Audición, Nutrición y Movimiento: Pilares para la Autonomía del Adulto Mayor

Envejecer con plenitud y autonomía es un anhelo compartido, y se logra a través de la sinergia de una buena audición, una nutrición balanceada y la actividad física constante. Estos elementos, a menudo considerados por separado, se entrelazan para proteger la independencia y el bienestar social de los adultos mayores, permitiéndoles disfrutar de una vida activa y conectada. Un enfoque integral que atienda estas tres áreas es fundamental para una vejez digna y participativa.

La Tríada de la Autonomía: Un Enfoque Integral para la Tercera Edad

Ana Soto Ruíz, experta en audiología protésica de Audika España, enfatiza que, aunque una dieta adecuada y el ejercicio son ampliamente reconocidos como pilares del envejecimiento saludable, la audición juega un rol igualmente vital, a menudo subestimado. En sus declaraciones, la especialista subraya que la capacidad de oír adecuadamente es indispensable para la comunicación, la interacción social y la seguridad personal. Por lo tanto, la salud auditiva debe ser entendida como un componente esencial del cuidado geriátrico integral.

El sistema auditivo interno, sumamente delicado, requiere un suministro constante de oxígeno y nutrientes. Condiciones comunes en la adultez, como la diabetes, la hipertensión o el colesterol elevado, pueden comprometer la circulación sanguínea, afectando los diminutos vasos de la cóclea y conduciendo a una pérdida auditiva progresiva. En este contexto, una nutrición preventiva es crucial. Una dieta rica y variada, que incluya ácidos grasos omega-3 (presentes en pescados azules), vitaminas B (especialmente B12 y ácido fólico), antioxidantes (en frutas y verduras coloridas) y minerales como el magnesio y el zinc (en frutos secos y legumbres), es fundamental para mantener la salud cardiovascular y, por extensión, la auditiva. La experta ilustra cómo una buena audición no solo facilita la comunicación, sino que también estimula la participación social, fortaleciendo la confianza en uno mismo.

Además, el movimiento y el equilibrio están intrínsecamente ligados a la audición.
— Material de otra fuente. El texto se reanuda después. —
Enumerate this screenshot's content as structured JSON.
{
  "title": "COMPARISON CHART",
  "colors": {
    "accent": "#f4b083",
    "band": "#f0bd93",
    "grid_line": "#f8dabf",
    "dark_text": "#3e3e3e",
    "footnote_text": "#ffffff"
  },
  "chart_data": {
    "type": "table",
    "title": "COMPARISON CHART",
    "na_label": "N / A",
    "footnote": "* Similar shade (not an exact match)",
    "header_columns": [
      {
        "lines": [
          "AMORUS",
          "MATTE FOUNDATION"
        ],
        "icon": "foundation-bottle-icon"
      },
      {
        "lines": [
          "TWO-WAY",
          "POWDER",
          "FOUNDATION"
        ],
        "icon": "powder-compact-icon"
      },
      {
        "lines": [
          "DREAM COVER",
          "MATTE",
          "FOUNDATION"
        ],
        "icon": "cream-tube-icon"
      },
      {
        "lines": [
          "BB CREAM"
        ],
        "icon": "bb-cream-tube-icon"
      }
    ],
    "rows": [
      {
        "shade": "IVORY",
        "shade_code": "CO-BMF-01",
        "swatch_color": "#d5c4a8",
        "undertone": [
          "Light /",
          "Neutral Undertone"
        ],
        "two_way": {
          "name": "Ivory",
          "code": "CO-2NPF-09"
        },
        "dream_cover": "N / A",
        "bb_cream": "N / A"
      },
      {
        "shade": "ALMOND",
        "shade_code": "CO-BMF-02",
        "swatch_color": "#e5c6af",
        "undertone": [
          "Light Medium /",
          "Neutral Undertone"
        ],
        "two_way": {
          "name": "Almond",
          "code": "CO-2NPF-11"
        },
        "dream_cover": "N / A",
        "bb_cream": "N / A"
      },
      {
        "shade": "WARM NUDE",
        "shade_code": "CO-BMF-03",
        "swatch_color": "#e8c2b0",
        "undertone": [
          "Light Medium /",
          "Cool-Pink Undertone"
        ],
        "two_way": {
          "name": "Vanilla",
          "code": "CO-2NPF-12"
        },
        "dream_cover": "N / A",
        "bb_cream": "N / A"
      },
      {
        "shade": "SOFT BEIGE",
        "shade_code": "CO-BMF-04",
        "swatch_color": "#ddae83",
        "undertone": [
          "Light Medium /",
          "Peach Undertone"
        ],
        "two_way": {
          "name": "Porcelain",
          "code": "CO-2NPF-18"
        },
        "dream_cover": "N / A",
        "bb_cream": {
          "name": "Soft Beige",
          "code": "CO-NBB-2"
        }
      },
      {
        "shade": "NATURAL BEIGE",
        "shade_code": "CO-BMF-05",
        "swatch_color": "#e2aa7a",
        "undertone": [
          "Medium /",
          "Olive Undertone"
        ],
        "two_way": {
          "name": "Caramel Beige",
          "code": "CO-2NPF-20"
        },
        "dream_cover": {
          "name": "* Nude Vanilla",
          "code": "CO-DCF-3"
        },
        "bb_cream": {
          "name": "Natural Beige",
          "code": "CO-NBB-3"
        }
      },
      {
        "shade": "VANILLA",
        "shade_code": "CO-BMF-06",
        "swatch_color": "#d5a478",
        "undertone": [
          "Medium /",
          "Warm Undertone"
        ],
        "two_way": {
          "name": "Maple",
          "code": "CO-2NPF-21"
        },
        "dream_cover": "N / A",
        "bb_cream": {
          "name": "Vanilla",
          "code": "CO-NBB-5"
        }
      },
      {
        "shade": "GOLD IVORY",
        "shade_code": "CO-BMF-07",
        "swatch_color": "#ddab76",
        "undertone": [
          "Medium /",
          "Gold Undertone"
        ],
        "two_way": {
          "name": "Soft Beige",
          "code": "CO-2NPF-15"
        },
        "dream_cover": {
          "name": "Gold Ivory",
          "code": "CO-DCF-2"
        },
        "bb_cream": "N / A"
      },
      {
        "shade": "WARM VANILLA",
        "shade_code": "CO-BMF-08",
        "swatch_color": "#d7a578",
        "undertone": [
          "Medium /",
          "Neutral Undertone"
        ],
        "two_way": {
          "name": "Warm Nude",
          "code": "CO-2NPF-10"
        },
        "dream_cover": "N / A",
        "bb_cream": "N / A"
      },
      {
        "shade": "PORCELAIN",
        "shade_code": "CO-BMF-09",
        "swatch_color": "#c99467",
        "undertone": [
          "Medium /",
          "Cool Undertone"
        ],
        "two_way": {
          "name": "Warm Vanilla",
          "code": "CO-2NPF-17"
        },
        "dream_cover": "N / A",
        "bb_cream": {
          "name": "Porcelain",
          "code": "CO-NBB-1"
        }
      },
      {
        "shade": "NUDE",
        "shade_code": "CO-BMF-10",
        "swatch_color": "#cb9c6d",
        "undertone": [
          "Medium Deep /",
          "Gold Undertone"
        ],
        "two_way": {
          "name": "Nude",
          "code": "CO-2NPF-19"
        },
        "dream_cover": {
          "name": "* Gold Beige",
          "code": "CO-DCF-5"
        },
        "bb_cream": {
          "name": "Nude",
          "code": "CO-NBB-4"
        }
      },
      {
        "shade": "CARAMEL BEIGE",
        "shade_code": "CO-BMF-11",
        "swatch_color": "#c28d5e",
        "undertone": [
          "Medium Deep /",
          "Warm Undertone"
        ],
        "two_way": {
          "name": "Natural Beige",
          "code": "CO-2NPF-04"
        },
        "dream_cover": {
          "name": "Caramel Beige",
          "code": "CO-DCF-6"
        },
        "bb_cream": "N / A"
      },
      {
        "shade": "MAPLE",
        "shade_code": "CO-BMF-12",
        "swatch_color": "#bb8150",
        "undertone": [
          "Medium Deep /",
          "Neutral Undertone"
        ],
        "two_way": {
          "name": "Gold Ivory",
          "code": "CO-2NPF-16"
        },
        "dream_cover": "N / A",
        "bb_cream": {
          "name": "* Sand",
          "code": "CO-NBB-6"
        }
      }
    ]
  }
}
El oído interno, a través de su sistema vestibular, trabaja en conjunto con la vista y la musculatura para mantener la estabilidad. Las alteraciones auditivas o vestibulares pueden aumentar la inseguridad al caminar y el riesgo de caídas. La actividad física regular, que abarca desde caminar hasta nadar, mejora la circulación y fortalece la función cognitiva, lo que es esencial para la prevención de caídas y la autonomía. Cuando la audición es óptima, la participación en actividades grupales es más sencilla y gratificante, fomentando la motivación y la adherencia al ejercicio.

Un aspecto menos visible pero significativo de la pérdida auditiva es el aislamiento social progresivo. La dificultad para seguir conversaciones, especialmente en ambientes ruidosos, a menudo lleva a los mayores a evitar reuniones familiares y actividades grupales, lo que impacta negativamente en su estado de ánimo y bienestar emocional. Las soluciones auditivas modernas pueden mejorar significativamente la comprensión del habla, permitiendo una reconexión social segura y natural.

La detección temprana es clave. Señales como la dificultad para entender conversaciones en entornos ruidosos, la necesidad de subir el volumen de la televisión, pedir repeticiones frecuentes o el retraimiento social, son indicativos de una posible pérdida auditiva. Soto Ruíz recomienda revisiones auditivas periódicas a partir de los 55 años, especialmente para quienes presentan factores de riesgo cardiovascular o enfermedades crónicas. Integrar el cuidado auditivo en los programas de envejecimiento activo es una medida preventiva y coherente, que promueve una vejez con calidad, independencia y una conexión vital con el entorno.

La audición no es solo la capacidad de oír, sino una puerta hacia la participación, la seguridad y la conexión con el mundo. Priorizarla, junto con una alimentación consciente y un estilo de vida activo, nos permite construir una vejez no solo más larga, sino más plena y significativa. La autonomía en la tercera edad es el resultado de un compromiso integral con la salud, donde cada sentido y cada hábito se unen para forjar un camino de bienestar y dignidad.